Most of Helen Krieble’s Liberty Minutes involve stories where she has heard of government interference affecting other people. However, in a recent installment, “GESC Fencing,” the government overreach hits a little closer to home:

My home county has a thick notebook called the General Erosion and Sediment Control plan which supposedly dictates how all new construction should handle water runoff. But not all new construction causes erosion. We were actually required by these rules to cut the roots of an entire row of trees and place plastic erosion fencing in the ground.

First, there was no erosion there at all. And second, had there been, trees are nature’s most perfect way to control it. Instead of relying on thick notebooks of regulations, we ought to look through the lens of liberty and remember that every situation is different. Instead of applying punitive and costly government rules, we need to apply common sense.

While no one disputes that certain rules and regulations exist for a reason, it seems that government often imposes these blanket regulations without considering how they will affect individuals in different situations. While erosion could be a problem for some parts of a community, forcing the entire community to follow erosion standards is an unfair and absurd notion.

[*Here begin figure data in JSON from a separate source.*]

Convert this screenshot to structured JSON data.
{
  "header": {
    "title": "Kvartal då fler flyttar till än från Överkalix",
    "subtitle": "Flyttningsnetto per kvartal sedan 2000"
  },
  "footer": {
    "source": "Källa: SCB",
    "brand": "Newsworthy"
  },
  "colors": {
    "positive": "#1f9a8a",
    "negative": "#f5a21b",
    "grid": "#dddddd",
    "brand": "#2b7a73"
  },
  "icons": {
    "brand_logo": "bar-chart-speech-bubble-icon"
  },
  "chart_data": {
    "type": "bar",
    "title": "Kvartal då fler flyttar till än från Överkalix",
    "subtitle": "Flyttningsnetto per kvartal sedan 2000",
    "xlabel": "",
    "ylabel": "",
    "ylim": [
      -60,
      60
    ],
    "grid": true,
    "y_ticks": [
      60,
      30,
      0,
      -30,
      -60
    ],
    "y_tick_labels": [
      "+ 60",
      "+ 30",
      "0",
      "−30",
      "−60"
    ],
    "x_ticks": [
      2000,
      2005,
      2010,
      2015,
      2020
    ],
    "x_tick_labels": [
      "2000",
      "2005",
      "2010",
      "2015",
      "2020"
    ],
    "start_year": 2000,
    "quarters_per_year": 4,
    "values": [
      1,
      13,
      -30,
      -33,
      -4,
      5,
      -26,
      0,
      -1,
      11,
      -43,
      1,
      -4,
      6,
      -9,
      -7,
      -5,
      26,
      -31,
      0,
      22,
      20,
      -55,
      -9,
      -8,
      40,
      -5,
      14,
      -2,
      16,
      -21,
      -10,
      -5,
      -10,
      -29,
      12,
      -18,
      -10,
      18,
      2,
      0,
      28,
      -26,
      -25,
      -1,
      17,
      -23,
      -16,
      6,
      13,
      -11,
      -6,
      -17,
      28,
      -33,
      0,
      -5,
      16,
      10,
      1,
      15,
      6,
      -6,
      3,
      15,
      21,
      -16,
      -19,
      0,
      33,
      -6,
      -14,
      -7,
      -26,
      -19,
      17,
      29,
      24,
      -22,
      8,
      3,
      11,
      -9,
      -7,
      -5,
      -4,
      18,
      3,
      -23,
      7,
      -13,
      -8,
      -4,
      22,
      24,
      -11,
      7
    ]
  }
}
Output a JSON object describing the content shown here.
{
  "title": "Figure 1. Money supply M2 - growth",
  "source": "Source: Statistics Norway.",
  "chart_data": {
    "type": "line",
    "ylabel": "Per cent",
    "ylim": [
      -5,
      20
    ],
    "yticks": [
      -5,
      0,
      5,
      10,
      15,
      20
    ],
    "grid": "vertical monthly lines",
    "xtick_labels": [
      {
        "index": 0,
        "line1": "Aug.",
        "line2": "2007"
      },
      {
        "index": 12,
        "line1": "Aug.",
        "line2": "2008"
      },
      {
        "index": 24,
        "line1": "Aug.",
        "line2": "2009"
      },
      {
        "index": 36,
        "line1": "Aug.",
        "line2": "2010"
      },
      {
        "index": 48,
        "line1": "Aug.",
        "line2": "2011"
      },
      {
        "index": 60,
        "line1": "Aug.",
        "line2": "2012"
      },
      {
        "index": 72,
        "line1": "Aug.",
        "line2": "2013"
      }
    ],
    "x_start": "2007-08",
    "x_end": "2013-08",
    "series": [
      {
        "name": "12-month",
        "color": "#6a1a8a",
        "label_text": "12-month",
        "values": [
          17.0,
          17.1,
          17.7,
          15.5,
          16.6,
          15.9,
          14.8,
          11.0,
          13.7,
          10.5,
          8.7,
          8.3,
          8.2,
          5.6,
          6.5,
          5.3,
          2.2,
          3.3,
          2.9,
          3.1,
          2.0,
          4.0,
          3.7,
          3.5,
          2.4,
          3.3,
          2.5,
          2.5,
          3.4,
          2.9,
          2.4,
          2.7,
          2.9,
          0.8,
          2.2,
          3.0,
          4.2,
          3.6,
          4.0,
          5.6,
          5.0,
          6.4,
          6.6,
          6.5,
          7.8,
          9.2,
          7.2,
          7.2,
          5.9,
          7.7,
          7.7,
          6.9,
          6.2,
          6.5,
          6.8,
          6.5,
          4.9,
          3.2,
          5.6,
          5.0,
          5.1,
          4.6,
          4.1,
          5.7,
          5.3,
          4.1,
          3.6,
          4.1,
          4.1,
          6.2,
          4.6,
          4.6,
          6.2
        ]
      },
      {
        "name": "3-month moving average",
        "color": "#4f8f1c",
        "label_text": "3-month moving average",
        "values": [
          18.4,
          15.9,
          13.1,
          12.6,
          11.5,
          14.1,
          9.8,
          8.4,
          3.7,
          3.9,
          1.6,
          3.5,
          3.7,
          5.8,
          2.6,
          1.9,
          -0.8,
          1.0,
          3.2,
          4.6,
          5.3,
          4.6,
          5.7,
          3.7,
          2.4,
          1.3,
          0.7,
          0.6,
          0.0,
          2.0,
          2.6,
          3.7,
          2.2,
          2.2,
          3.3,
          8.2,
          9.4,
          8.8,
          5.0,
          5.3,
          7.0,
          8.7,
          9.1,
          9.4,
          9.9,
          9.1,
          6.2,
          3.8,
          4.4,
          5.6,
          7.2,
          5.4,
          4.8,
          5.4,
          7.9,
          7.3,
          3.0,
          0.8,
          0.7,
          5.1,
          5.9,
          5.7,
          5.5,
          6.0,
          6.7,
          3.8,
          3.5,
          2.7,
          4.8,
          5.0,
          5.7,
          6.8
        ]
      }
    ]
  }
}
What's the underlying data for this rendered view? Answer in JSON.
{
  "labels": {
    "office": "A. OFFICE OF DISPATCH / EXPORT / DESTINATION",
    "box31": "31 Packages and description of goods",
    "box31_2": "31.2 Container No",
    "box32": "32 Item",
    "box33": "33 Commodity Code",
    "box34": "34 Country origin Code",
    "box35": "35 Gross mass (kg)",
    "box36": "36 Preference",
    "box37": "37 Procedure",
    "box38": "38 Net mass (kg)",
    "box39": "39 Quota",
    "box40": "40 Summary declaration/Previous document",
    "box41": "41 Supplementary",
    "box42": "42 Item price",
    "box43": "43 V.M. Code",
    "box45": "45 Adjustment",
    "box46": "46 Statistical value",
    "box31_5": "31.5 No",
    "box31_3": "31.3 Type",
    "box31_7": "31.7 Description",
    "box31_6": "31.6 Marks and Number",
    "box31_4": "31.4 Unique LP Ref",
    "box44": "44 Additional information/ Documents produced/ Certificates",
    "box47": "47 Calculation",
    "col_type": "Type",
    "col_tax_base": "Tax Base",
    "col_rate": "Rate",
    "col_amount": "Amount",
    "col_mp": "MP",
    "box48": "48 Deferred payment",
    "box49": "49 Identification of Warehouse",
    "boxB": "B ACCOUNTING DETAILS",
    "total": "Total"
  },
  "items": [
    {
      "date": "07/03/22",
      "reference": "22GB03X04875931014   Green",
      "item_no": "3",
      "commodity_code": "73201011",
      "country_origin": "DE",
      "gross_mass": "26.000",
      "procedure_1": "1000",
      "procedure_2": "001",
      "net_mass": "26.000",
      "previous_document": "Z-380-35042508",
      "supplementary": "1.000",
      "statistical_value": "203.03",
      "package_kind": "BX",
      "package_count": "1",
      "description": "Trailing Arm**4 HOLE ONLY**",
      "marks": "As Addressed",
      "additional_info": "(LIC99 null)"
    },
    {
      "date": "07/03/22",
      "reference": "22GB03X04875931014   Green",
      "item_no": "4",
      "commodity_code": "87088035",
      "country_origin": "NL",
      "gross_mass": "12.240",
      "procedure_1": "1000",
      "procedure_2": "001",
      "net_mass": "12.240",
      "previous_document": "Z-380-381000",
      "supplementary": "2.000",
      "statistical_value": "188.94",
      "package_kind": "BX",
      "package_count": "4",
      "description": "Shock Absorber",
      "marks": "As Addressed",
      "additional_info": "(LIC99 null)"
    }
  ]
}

All too often, these laws that are designed to benefit citizens end up needlessly complicating their lives. In this case, it actually caused harm to trees on Krieble’s property, which further illustrates the outrageous nature of the regulation.

These unbelievable stories about the sheer lack of common sense in government would be comical if they weren’t so troubling. Before burdening citizens and small business with more unnecessary — and all-too-often oppressive — regulations, governments should look through the Lens of Liberty and understand that not every small problem needs to be met with a blanket government solution.


Terry Schilling is executive director of the American Principles Project.